Technical communications
In June, work on this topic mostly focused on perennial activities like
Tech news and ongoing communications support to engineering staff, as
Guillaume Paumier was lent to the VisualEditor deployment effort, working on communications, documentation and liaising with the French Wikipedia.
Volunteer coordination and outreach
The decision of focusing on fewer activities better executed and based on demand seems to be working out, although it’s too soon to confirm the trend. Browser test automation is the number one priority to recruit new contributors, and any help to succeed here is welcome. We created the
QA mailing list as an umbrella to host people and discussions focusing on software quality assurance in all its aspects.
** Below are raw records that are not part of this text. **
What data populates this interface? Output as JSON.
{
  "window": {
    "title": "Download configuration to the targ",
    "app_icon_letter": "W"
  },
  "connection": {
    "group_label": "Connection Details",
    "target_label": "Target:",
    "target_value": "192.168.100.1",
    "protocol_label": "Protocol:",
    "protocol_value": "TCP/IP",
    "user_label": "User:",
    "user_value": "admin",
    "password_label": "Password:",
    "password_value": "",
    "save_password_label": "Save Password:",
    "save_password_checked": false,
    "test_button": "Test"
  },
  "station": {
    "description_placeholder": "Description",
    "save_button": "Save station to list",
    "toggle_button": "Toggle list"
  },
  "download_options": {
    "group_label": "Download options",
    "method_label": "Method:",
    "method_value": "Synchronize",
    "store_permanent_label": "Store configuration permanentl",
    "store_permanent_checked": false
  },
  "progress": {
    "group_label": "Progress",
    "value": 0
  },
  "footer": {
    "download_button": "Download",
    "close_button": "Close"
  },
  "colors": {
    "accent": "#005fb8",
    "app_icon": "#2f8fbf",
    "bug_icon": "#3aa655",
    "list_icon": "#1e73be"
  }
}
We have more than 40 subscribers and an initial flow of activity. We had a successful first
Browser Test Automation Workshop, with 40 participants in San Francisco and a few more online; we will iterate on this model. We have also helped organizing a Tech Talk on
Attack vectors & MediaWiki and OWASP ZAP, and the
upcoming Solr-based Search. The project to get automated
community metrics based on
vizGrimoire and provided by
Bitergia has been approved, and a first prototype can be seen at
http://korma.wmflabs.org. The project starts effectively on July 1 and includes a one-year period of maintenance. We agreed with the
Analytics team that they will assume the responsibility of this area during this period.